A compressed sensing (CS)-based detector is proposed for the low-density parity-check (LDPC) coded single carrier frequency division multiple access (SC-FDMA) scheme. The proposed CS-based detector can be employed at the receiver of LDPC-coded SC-FDMA systems for efficient image communications over vehicular channels. The proposed detector employs a suitable sparse recovery algorithm. We have considered both the discrete Fourier transform (DFT)-based and the discrete cosine transform (DCT)-based SC-FDMA for mitigating the channel-induced dispersion at a low peak to average power ratio (PAPR). Additionally, both the linear equalizer (LE) and the decision feedback equalizer (DFE)-based SC-FDMA have been considered for image communication. The performance of the proposed technique is investigated using a number of image quality metrics. The qualities of the received images are also compared visually. The complexity of the proposed detector and that of the benchmark detectors are quantified. Furthermore, the performance and the complexity of the proposed system using some of the sparse recovery techniques are investigated and compared. Our simulations demonstrate that LDPC coded SC-FDMA using the compressed sampling matching pursuit (CoSaMP)-based CS detector can significantly improve the performance of image communication over vehicular channels.

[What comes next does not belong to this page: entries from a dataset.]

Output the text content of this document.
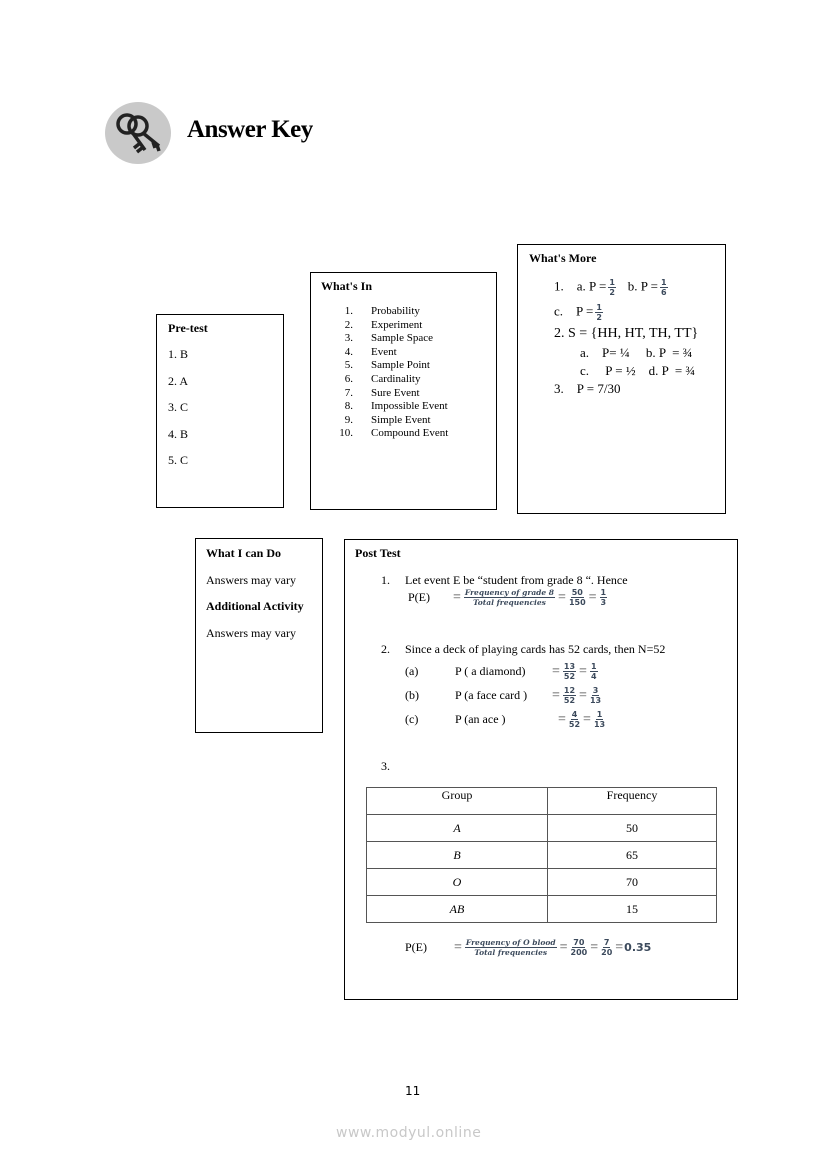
Answer Key
Pre-test
1. B
2. A
3. C
4. B
5. C
What's In
1. Probability
2. Experiment
3. Sample Space
4. Event
5. Sample Point
6. Cardinality
7. Sure Event
8. Impossible Event
9. Simple Event
10. Compound Event
What's More
1.    a. $P = \frac{1}{2} b$. $P = \frac{1}{6}$
c.    $P = \frac{1}{2}$
2. S = {HH, HT, TH, TT}
a.    P= ¼     b. P  = ¾
c.     P = ½    d. P  = ¾
3.    P = 7/30
What I can Do
Answers may vary
Additional Activity
Answers may vary
Post Test
1. Let event E be “student from grade 8 “. Hence
$P(E) = \frac{\text{Frequency of grade 8}}{\text{Total frequencies}} = \frac{50}{150} = \frac{1}{3}$
2. Since a deck of playing cards has 52 cards, then N=52
(a)	P ( a diamond) = $\frac{13}{52} = \frac{1}{4}$
(b)	P (a face card ) = $\frac{12}{52} = \frac{3}{13}$
(c)	P (an ace )	= $\frac{4}{52} = \frac{1}{13}$
3.
$P(E) = \frac{\text{Frequency of O blood}}{\text{Total frequencies}} = \frac{70}{200} = \frac{7}{20} =0.35$
Group	Frequency
A	50
B	65
O	70
AB	15
11
www.modyul.online
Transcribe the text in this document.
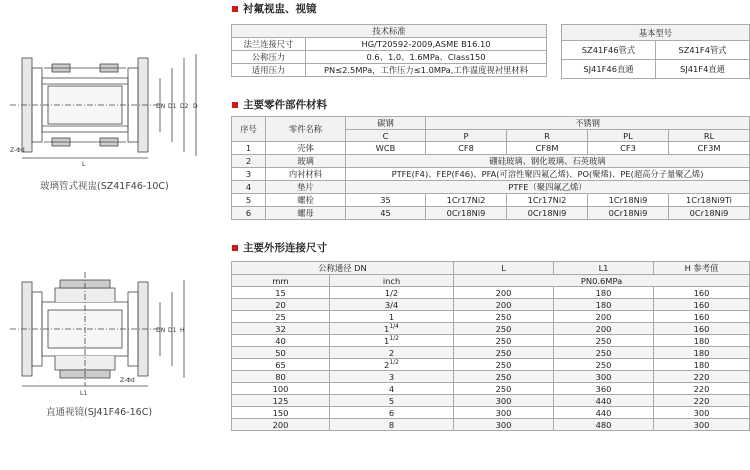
DN D1 D2 D
L
Z-Φd
玻璃管式视盅(SZ41F46-10C)
DN D1 H
L1
Z-Φd
直通视镜(SJ41F46-16C)
衬氟视盅、视镜
技术标准	
法兰连接尺寸	HG/T20592-2009,ASME B16.10
公称压力	0.6、1.0、1.6MPa、Class150
适用压力	PN≤2.5MPa，工作压力≤1.0MPa,工作温度视衬里材料
基本型号	
SZ41F46管式	SZ41F4管式
SJ41F46直通	SJ41F4直通
主要零件部件材料
序号	零件名称	碳钢	不锈钢			
		C	P	R	PL	RL
1	壳体	WCB	CF8	CF8M	CF3	CF3M
2	玻璃	硼硅玻璃、钢化玻璃、石英玻璃				
3	内衬材料	PTFE(F4)、FEP(F46)、PFA(可溶性聚四氟乙烯)、PO(聚烯)、PE(超高分子量聚乙烯)				
4	垫片	PTFE（聚四氟乙烯）				
5	螺栓	35	1Cr17Ni2	1Cr17Ni2	1Cr18Ni9	1Cr18Ni9Ti
6	螺母	45	0Cr18Ni9	0Cr18Ni9	0Cr18Ni9	0Cr18Ni9
主要外形连接尺寸
公称通径 DN		L	L1	H 参考值
mm	inch	PN0.6MPa		
15	1/2	200	180	160
20	3/4	200	180	160
25	1	250	200	160
32	$1^{1/4}$	250	200	160
40	$1^{1/2}$	250	250	180
50	2	250	250	180
65	$2^{1/2}$	250	250	180
80	3	250	300	220
100	4	250	360	220
125	5	300	440	220
150	6	300	440	300
200	8	300	480	300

针对低密度奇偶校验 (LDPC) 编码的单载波频分多址 (SC-FDMA) 方案提出了一种基于压缩感知 (CS) 的检测器。所提出的基于 CS 的检测器可用于 LDPC 编码的 SC-FDMA 系统的接收器，以通过车辆通道进行有效的图像通信。所提出的检测器采用了合适的稀疏恢复算法。我们已经考虑了基于离散傅里叶变换 (DFT) 和基于离散余弦变换 (DCT) 的 SC-FDMA，用于在低峰均功率比 (PAPR) 下减轻信道引起的色散。此外，基于线性均衡器 (LE) 和判决反馈均衡器 (DFE) 的 SC-FDMA 都已被考虑用于图像通信。使用许多图像质量指标来研究所提出技术的性能。接收到的图像的质量也在视觉上进行比较。提出的检测器和基准检测器的复杂性被量化。此外，研究和比较了使用一些稀疏恢复技术的建议系统的性能和复杂性。我们的模拟表明，LDPC 编码的 SC-FDMA 使用基于压缩采样匹配追踪 (CoSaMP) 的 CS 检测器可以显着提高车辆通道上图像通信的性能。